I have an English Lit background with no formal business training. I was overwhelmed with the commitment of getting an MBA. When the Goldman Sachs program came along, I thought: I can do this. It’s only five months.
Crain’s: How demanding was the program?
Ms. Gallagher: When you’re accepted, you have to commit to every class and the homework assignments. Goldman Sachs is partnered with Chicago city colleges and they flew in Babson College professors to teach the program (and mentor the local instructors too since Babson has one of the best entrepreneurial business programs in the country). We had class every other Friday from 8 to 5:30 and every other Thursday night. There was lots of homework in between and we had to write a growth plan for our final assignment. Each student also had a consultant come in to our companies to work with us directly to pull apart our business.
Crain’s: What were the most valuable things you learned?
Ms. Gallagher: It gave me a business edge and a different way of looking at how successful we are, ways we can grow, and how to measure that growth. I called it a boutique MBA because it’s geared to small business owners.

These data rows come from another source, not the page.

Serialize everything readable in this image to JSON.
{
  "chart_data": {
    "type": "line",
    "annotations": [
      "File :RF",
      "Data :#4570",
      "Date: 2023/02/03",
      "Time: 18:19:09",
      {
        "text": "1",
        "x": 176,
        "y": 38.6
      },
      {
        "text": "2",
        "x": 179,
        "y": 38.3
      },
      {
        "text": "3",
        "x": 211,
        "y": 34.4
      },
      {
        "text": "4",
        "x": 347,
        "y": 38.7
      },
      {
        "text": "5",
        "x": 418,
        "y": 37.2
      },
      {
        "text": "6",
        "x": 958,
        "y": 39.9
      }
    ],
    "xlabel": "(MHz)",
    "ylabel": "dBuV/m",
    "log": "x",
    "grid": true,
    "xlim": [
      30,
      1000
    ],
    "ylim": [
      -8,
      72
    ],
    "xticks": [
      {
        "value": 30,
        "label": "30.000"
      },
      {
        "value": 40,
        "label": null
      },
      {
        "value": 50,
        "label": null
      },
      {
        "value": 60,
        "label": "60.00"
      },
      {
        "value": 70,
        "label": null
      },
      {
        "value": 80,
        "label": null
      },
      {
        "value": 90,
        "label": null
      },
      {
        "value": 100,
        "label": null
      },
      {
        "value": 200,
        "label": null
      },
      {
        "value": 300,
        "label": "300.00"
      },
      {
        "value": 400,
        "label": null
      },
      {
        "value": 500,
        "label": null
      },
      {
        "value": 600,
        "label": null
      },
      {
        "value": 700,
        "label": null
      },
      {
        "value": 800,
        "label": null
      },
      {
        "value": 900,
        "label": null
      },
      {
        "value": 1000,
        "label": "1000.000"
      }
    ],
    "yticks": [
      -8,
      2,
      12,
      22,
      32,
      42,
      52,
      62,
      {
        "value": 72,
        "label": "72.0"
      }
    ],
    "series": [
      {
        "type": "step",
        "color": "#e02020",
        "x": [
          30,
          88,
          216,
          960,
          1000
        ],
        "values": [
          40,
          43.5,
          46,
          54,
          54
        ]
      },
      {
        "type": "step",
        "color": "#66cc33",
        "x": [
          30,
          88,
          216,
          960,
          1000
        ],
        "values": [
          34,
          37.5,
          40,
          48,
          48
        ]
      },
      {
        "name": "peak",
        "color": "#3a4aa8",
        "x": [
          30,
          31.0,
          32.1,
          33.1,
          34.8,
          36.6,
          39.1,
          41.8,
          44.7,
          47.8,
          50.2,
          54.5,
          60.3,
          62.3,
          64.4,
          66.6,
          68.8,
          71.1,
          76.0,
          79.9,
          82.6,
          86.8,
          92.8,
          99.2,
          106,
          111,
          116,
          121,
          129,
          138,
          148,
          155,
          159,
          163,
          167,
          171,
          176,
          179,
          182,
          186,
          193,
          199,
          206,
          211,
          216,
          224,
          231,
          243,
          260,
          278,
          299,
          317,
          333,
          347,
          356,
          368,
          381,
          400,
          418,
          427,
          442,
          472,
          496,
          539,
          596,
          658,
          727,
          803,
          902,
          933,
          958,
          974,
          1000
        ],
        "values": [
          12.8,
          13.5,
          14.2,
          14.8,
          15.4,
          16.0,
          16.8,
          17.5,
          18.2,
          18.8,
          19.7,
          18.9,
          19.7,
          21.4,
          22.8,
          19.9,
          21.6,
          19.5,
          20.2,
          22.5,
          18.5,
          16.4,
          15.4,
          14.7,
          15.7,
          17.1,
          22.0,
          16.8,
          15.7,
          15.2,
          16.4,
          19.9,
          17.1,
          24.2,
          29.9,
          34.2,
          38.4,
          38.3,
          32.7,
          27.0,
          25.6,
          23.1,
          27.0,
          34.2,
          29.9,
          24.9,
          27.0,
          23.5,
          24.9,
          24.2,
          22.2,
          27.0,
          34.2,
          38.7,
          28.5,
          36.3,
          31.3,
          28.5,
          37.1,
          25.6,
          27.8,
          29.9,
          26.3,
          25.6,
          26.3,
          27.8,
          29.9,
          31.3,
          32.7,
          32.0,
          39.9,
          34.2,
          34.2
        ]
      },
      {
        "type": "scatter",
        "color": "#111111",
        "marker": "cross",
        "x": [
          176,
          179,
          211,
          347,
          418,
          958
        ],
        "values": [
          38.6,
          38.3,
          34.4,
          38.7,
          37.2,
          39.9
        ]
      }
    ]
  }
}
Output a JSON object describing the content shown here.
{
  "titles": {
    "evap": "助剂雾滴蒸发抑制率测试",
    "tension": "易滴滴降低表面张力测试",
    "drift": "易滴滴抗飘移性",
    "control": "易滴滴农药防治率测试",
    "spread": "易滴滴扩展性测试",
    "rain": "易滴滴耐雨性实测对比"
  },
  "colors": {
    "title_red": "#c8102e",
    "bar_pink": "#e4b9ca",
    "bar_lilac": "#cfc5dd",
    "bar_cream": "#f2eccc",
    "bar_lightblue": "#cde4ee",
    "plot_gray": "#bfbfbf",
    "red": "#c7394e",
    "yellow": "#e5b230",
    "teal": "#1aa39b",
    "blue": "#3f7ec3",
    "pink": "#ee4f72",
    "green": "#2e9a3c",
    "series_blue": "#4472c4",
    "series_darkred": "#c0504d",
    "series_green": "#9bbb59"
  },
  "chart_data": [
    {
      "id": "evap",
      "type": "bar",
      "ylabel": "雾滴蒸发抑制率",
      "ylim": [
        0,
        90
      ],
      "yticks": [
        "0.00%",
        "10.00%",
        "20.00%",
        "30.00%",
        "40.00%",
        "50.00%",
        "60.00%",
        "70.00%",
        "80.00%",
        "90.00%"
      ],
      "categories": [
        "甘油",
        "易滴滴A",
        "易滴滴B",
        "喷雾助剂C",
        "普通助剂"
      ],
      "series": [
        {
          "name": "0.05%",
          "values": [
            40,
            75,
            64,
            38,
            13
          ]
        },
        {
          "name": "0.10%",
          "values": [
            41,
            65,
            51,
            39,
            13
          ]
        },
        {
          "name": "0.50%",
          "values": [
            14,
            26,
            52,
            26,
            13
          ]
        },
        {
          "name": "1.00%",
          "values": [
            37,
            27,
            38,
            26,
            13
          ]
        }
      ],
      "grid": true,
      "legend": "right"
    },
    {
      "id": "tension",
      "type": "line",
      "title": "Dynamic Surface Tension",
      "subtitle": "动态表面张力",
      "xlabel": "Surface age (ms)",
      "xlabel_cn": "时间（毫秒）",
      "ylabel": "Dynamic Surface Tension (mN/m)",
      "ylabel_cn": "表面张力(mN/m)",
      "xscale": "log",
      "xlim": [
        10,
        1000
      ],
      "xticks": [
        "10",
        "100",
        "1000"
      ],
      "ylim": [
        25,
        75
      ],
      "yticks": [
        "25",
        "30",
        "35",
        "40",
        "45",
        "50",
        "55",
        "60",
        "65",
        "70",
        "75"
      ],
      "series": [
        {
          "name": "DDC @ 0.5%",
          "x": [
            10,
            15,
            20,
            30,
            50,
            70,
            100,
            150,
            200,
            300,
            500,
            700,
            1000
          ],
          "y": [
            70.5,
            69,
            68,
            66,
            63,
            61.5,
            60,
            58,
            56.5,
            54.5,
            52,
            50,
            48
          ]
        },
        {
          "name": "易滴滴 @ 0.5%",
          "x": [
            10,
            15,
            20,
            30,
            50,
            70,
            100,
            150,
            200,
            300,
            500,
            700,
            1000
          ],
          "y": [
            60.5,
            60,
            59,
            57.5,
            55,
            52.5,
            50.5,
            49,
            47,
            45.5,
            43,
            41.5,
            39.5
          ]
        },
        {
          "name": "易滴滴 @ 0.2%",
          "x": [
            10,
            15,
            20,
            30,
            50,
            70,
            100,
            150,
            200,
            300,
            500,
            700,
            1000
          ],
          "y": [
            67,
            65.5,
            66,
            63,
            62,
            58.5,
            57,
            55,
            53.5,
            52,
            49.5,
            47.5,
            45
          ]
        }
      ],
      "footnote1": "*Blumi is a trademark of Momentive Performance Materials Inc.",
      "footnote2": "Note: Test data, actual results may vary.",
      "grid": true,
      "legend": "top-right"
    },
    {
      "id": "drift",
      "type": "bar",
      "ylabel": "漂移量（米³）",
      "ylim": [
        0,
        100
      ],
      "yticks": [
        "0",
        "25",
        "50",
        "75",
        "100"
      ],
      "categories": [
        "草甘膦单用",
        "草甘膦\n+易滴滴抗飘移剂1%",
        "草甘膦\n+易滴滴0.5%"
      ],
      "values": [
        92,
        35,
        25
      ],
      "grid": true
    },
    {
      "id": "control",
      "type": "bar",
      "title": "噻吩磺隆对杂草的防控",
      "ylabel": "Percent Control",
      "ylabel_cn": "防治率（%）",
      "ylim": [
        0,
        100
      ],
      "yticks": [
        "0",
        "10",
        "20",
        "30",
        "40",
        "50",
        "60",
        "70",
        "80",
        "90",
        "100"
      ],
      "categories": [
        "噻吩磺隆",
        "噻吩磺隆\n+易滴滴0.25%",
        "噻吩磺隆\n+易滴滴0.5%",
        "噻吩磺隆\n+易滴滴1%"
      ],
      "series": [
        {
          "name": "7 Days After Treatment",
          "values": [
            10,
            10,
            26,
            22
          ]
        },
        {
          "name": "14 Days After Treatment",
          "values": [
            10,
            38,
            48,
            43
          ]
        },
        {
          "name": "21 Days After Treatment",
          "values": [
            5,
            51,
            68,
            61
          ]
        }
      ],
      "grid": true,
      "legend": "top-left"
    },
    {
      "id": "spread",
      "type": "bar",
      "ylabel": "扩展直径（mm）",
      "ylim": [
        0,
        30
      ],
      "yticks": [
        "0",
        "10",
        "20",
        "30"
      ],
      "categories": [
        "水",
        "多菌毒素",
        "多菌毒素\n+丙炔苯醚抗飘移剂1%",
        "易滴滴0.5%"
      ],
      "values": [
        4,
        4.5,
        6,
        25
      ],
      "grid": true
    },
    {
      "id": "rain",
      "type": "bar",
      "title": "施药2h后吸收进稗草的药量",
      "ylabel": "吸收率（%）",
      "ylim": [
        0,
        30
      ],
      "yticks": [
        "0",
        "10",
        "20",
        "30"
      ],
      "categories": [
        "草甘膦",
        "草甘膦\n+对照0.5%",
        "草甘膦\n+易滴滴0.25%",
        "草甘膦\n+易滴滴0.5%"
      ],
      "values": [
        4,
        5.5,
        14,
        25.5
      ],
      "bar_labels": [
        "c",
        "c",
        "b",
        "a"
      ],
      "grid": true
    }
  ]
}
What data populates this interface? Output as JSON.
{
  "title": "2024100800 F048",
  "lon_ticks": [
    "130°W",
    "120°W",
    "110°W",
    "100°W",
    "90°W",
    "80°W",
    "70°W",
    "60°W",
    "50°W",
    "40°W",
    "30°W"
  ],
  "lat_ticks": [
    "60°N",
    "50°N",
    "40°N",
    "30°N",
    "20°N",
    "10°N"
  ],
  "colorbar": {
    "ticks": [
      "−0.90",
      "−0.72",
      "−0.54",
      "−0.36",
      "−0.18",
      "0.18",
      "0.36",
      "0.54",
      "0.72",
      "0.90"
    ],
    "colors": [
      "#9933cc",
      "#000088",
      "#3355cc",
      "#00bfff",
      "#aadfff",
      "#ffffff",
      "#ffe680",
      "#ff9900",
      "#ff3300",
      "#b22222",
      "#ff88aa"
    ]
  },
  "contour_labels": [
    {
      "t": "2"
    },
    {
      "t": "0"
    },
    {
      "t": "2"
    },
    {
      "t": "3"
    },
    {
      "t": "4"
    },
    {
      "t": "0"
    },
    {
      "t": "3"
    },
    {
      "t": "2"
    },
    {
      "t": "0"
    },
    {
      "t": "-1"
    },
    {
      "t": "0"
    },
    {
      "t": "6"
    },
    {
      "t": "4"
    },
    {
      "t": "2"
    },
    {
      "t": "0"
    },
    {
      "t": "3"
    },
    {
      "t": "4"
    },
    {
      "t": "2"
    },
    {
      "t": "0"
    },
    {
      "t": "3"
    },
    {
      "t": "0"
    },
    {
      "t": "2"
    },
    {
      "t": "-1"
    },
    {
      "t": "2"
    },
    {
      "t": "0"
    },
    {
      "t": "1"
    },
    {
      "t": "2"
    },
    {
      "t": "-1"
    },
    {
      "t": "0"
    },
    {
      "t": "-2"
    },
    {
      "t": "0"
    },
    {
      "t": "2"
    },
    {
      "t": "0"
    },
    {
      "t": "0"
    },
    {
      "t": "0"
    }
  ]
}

Every class presented a scenario and challenge that I’ve experienced at my own company. I got a training opportunity that cut out the stuff that I’ll never have to deal with as a multi-million dollar company.
Now I have more tangible goals. My company will hit $2 million in revenues this year and the goal is to hit $8 million in 3 years. This program gave me a roadmap of how to get there. It also taught me how to apply metrics toward growth opportunities to see if it makes sense for us to pursue them.
Revenues for 2012 so far have grown 25% from the year before. I attribute some of that to the program because I started applying what I was learning to the business right away. For example, we recently added an auditing service for our clients.
Crain’s: Did the program teach you anything that is particularly helpful for a small company trying to succeed in the green sector?
Ms. Gallagher: Not really. They customize the program for each business since we all get one-on-one time, but the program isn’t designed for any one specific sector. But if a company is trying to change its buying process to be more green or one of the goals is to be more eco-minded, the program teaches them how to figure out what makes most sense for your business to pursue, and how to measure the results.
Crain’s: Were there other green-focused company owners in your classroom?
Ms. Gallagher: There was great diversity in the class and a couple of landscaping companies had some green aspects to their business. Other classmates included owners of a yoga studio, a motorcycle company, a doggy daycare center, and home health centers. There was an acupuncturist, owners of a few tech companies, and a baker. We had different businesses but we were all coming from the same financial footprint.
Crain’s: How were you able to fit in this 5-month, 100-hour program into your life that was already crammed full running a company with only a handful of employees and taking care of 3 children under 10 years old?
Ms. Gallagher: I needed to get everyone’s blessing because I knew it was going to be a crunch. Everyone around me supported me and that was all it took. At graduation my staff told me they were inspired by me. At home, my kids kept saying mommy was going back to college. Maybe it will inspire them later on in life too.
Crain’s: Do you have advice for other entrepreneurs applying for the next round of this program?
Ms. Gallagher: Send in your application, speak from the heart and go for it.